I’m an average peasant living in Central Europe around the year 900. After communion goes disastrously wrong, I find myself transported 300 years into the future. What would be the big change I see? Or could I even tell? Do I even know what year it is?

by LBJSmellsNice
Dashukta

You're asking if an average person might be able to tell the difference between 900 CE and 1200 CE? Yeah, there’d be some pretty noticeable differences. Despite popular conception, the Middle Ages were anything but static.

Let's say you take your communion in your scenario in the church in your local market town. Suddenly, FLASH! Pow! You’re standing in the same place, but three centuries in the future. We’ll skip the obvious differences—such as the priest and everyone else around you suddenly being completely different people—and take a look around.

You notice the church is different. If it’s the same church, it has aged. Stonework has discolored and artwork has been added or redone.

Or, perhaps it is a completely different church. Taller, with immense, soaring painted glass windows and intricate, graceful pointed arches. Light and airy Gothic architecture, instead of the comparatively more squat and heavy Romanesque architecture of your previous time.

Venturing outside, your town has a castle now. That’s new. A towered edifice of solid stone. You’ve never seen a fortress of stone before. Sure beats the simple wooden tower and palisade that used to be there. The buildings in the town are different, too. They’re still the same basic construction of timber, wattle-and-daub, and the occasional stone, but the style is a little different. And there are more of them.

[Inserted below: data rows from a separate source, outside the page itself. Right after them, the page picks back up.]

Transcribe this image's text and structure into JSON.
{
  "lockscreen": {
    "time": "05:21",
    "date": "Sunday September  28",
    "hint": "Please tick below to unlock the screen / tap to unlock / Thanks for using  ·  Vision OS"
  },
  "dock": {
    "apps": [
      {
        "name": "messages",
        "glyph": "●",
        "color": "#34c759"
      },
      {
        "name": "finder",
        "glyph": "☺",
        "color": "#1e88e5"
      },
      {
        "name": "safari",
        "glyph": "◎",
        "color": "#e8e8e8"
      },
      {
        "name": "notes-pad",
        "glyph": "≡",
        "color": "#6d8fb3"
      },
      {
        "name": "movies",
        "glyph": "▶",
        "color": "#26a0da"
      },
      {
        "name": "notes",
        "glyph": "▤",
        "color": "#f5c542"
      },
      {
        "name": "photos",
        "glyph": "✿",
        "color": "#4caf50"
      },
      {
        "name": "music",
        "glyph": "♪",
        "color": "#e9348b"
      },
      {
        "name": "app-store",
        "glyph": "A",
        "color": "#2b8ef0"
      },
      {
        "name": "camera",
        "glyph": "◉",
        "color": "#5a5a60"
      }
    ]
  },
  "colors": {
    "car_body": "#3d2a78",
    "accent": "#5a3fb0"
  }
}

The people are different, of course. They sound different. It’s your language, but it’s “drifted”. New idioms, new pronunciations and grammar. We’ll assume you can understand it, but it sounds like everyone is speaking “wrong”, or at least with a weird accent.

They’re dressed differently, too. It’s the same basic patterns--Dresses, tunics, leggings, cloaks, and hoods of wool with linen shifts and shirts—but the styles are different. Hemlines, necklines, and patterns are different. The fashionable shape and decoration of hoods, hats, shoes, and cloaks has changed. The style of jewelry; hairstyles, and facial hair is different. The nobles are dressed even fancier than you remember, maybe even outlandish in your opinion.

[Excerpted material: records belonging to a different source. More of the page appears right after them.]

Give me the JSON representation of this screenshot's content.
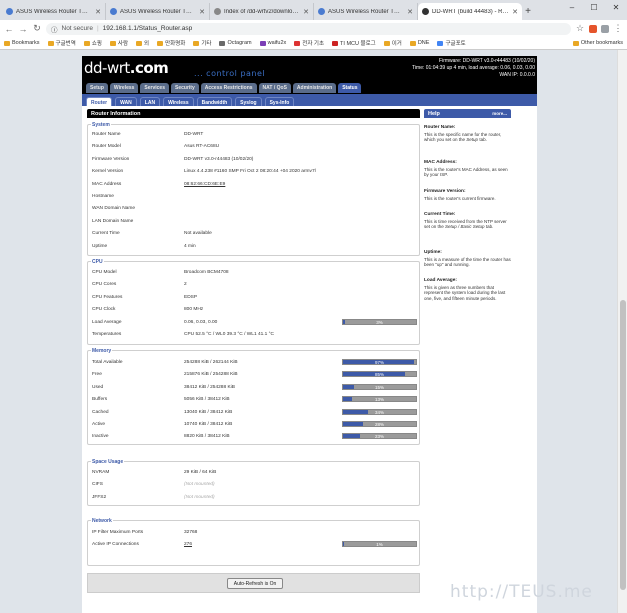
{
  "browser": {
    "tabs": [
      {
        "title": "ASUS Wireless Router TM-AC1",
        "active": false
      },
      {
        "title": "ASUS Wireless Router TM-AC1",
        "active": false
      },
      {
        "title": "Index of /dd-wrtv2/downloads",
        "active": false
      },
      {
        "title": "ASUS Wireless Router TM-AC1",
        "active": false
      },
      {
        "title": "DD-WRT (build 44483) - Router",
        "active": true
      }
    ],
    "new_tab": "+",
    "window_controls": [
      "–",
      "☐",
      "✕"
    ],
    "security": "Not secure",
    "separator": "|",
    "url": "192.168.1.1/Status_Router.asp",
    "bookmarks": [
      "Bookmarks",
      "구글번역",
      "쇼핑",
      "사람",
      "외",
      "만화명화",
      "기타",
      "Octagram",
      "waifu2x",
      "전자 기초",
      "TI MCU 블로그",
      "이거",
      "DNE",
      "구글포토"
    ],
    "other_bookmarks": "Other bookmarks"
  },
  "header": {
    "logo_light": "dd-wrt",
    "logo_bold": ".com",
    "control_panel": "... control panel",
    "firmware_line": "Firmware: DD-WRT v3.0-r44483 (10/02/20)",
    "time_line": "Time: 01:04:39 up 4 min, load average: 0.06, 0.03, 0.00",
    "wan_line": "WAN IP: 0.0.0.0"
  },
  "main_tabs": [
    {
      "label": "Setup",
      "active": false
    },
    {
      "label": "Wireless",
      "active": false
    },
    {
      "label": "Services",
      "active": false
    },
    {
      "label": "Security",
      "active": false
    },
    {
      "label": "Access Restrictions",
      "active": false
    },
    {
      "label": "NAT / QoS",
      "active": false
    },
    {
      "label": "Administration",
      "active": false
    },
    {
      "label": "Status",
      "active": true
    }
  ],
  "sub_tabs": [
    {
      "label": "Router",
      "active": true
    },
    {
      "label": "WAN",
      "active": false
    },
    {
      "label": "LAN",
      "active": false
    },
    {
      "label": "Wireless",
      "active": false
    },
    {
      "label": "Bandwidth",
      "active": false
    },
    {
      "label": "Syslog",
      "active": false
    },
    {
      "label": "Sys-Info",
      "active": false
    }
  ],
  "section_title": "Router Information",
  "system": {
    "legend": "System",
    "rows": [
      {
        "label": "Router Name",
        "value": "DD-WRT"
      },
      {
        "label": "Router Model",
        "value": "Asus RT-AC68U"
      },
      {
        "label": "Firmware Version",
        "value": "DD-WRT v3.0-r44483 (10/02/20)"
      },
      {
        "label": "Kernel Version",
        "value": "Linux 4.4.238 #1160 SMP Fri Oct 2 08:20:44 +04 2020 armv7l"
      },
      {
        "label": "MAC Address",
        "value": "08:62:66:CD:6E:E9"
      },
      {
        "label": "Hostname",
        "value": ""
      },
      {
        "label": "WAN Domain Name",
        "value": ""
      },
      {
        "label": "LAN Domain Name",
        "value": ""
      },
      {
        "label": "Current Time",
        "value": "Not available"
      },
      {
        "label": "Uptime",
        "value": "4 min"
      }
    ]
  },
  "cpu": {
    "legend": "CPU",
    "rows": [
      {
        "label": "CPU Model",
        "value": "Broadcom BCM4708"
      },
      {
        "label": "CPU Cores",
        "value": "2"
      },
      {
        "label": "CPU Features",
        "value": "EDSP"
      },
      {
        "label": "CPU Clock",
        "value": "800 MHz"
      },
      {
        "label": "Load Average",
        "value": "0.06, 0.03, 0.00",
        "percent": 3,
        "meter_text": "3%"
      },
      {
        "label": "Temperatures",
        "value": "CPU 52.5 °C / WL0 39.3 °C / WL1 41.1 °C"
      }
    ]
  },
  "memory": {
    "legend": "Memory",
    "rows": [
      {
        "label": "Total Available",
        "value": "254288 KiB / 262144 KiB",
        "percent": 97,
        "meter_text": "97%"
      },
      {
        "label": "Free",
        "value": "215876 KiB / 254288 KiB",
        "percent": 85,
        "meter_text": "85%"
      },
      {
        "label": "Used",
        "value": "38412 KiB / 254288 KiB",
        "percent": 15,
        "meter_text": "15%"
      },
      {
        "label": "Buffers",
        "value": "5056 KiB / 38412 KiB",
        "percent": 13,
        "meter_text": "13%"
      },
      {
        "label": "Cached",
        "value": "13040 KiB / 38412 KiB",
        "percent": 34,
        "meter_text": "34%"
      },
      {
        "label": "Active",
        "value": "10740 KiB / 38412 KiB",
        "percent": 28,
        "meter_text": "28%"
      },
      {
        "label": "Inactive",
        "value": "8820 KiB / 38412 KiB",
        "percent": 23,
        "meter_text": "23%"
      }
    ]
  },
  "space": {
    "legend": "Space Usage",
    "rows": [
      {
        "label": "NVRAM",
        "value": "29 KiB / 64 KiB"
      },
      {
        "label": "CIFS",
        "value": "(Not mounted)"
      },
      {
        "label": "JFFS2",
        "value": "(Not mounted)"
      }
    ]
  },
  "network": {
    "legend": "Network",
    "rows": [
      {
        "label": "IP Filter Maximum Ports",
        "value": "32768"
      },
      {
        "label": "Active IP Connections",
        "value": "276",
        "percent": 1,
        "meter_text": "1%"
      }
    ]
  },
  "auto_refresh_label": "Auto-Refresh is On",
  "help": {
    "title": "Help",
    "more": "more...",
    "sections": [
      {
        "title": "Router Name:",
        "text": "This is the specific name for the router, which you set on the",
        "em": "Setup",
        "tail": "tab."
      },
      {
        "title": "MAC Address:",
        "text": "This is the router's MAC Address, as seen by your ISP.",
        "em": "",
        "tail": ""
      },
      {
        "title": "Firmware Version:",
        "text": "This is the router's current firmware.",
        "em": "",
        "tail": ""
      },
      {
        "title": "Current Time:",
        "text": "This is time received from the NTP server set on the",
        "em": "Setup / Basic Setup",
        "tail": "tab."
      },
      {
        "title": "Uptime:",
        "text": "This is a measure of the time the router has been \"up\" and running.",
        "em": "",
        "tail": ""
      },
      {
        "title": "Load Average:",
        "text": "This is given as three numbers that represent the system load during the last one, five, and fifteen minute periods.",
        "em": "",
        "tail": ""
      }
    ]
  },
  "watermark": "http://TEUS.me",
  "colors": {
    "accent": "#3d5aa8",
    "header_bg": "#000000",
    "page_bg": "#dfe4ea",
    "meter_empty": "#9b9b9b"
  }
}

The armor the nobles are wearing is different. It’s still (chain)mail, but now the mail armor consists of more than just the shirt and maybe a hood. More of the body is now covered in mail. A fully-kitted warrior now is encased in armor head-to-toe. Many of them also have taken to wearing a fabric surcoat over top of their mail. Their shields are different now, too, with a more triangular shape and frequently strapped to the forearm instead of held in the hand. Their shields are painted with rather particular designs now, too. When you ask you’re told it’s something called “heraldry” and that individual nobles have certain patterns that denote them personally. The fashion of their helmets is different; with some the cavalry wear completely covering their face. Their swords are longer, too.

Speaking of the cavalry, it seems the ranks of horse-borne warriors starting to become more common in your old time have become more entrenched. They’re calling them “knights” now. They now seem to constitute a landed noble class.

Returning to the people, there’s more of them. Populations have increased, both in the towns and in the countryside. Europe is starting to experience a population boom. More land is under the plow. The landscape is dotted with more villages, more manors, more of these new castles. The hills outside of town have windmills now, too. You’ve never seen one of those before. Windmills as we think of them first appeared sometime around the 8th or 9th century off in the Middle East and Asia (think Iran, Pakistan, that area), and spread through the Muslim world, which introduced it to Europe. They didn’t become widespread in Europe until around the mid-12th century or so. You might notice water mills are more common now, too.

Venturing out to the countryside, farming technology has improved. Plows are better now. The style of heavy plow just starting to replace the scratch plows in your old time are now commonplace. Padded horse collars, also a new invention in your old time, are also more common, allowing farmers to use more efficient horses as opposed to slower oxen (though oxen are still very frequently used well). Yields are up. In your old time, grain yields were approximately 2:1, meaning for every measure of grain planted, you’d expect to harvest two measures. Now, it’s closer to 3:1, maybe even 4:1.

Continuing to explore, you find more and more that’s different. Art styles have changed. The music and popular songs are different. Narrative epic poems are all the rage, with the Song of Roland being a favorite, and King Arthur stories are particularly popular in France.. Troubadours and “courtly love” and “chivalry” are things now. Tournaments are now a thing. The political landscape is completely different. Slavery is less common. Ships are better now, and now have sternpost rudders. The first, second, and third crusades have come and went. Warrior-monk crusading orders like the Templars and Hospitallers are a thing now. Medicine and surgery, such as it is, has improved thanks in no small part to contact with the Muslim world. In southern Europe, people are starting to play a variant of the Sasanian Persian game “Shatranj” which will become known as chess.

In short, yes, you would be able to tell things were different. The broad strokes may be similar, but the fabric is different.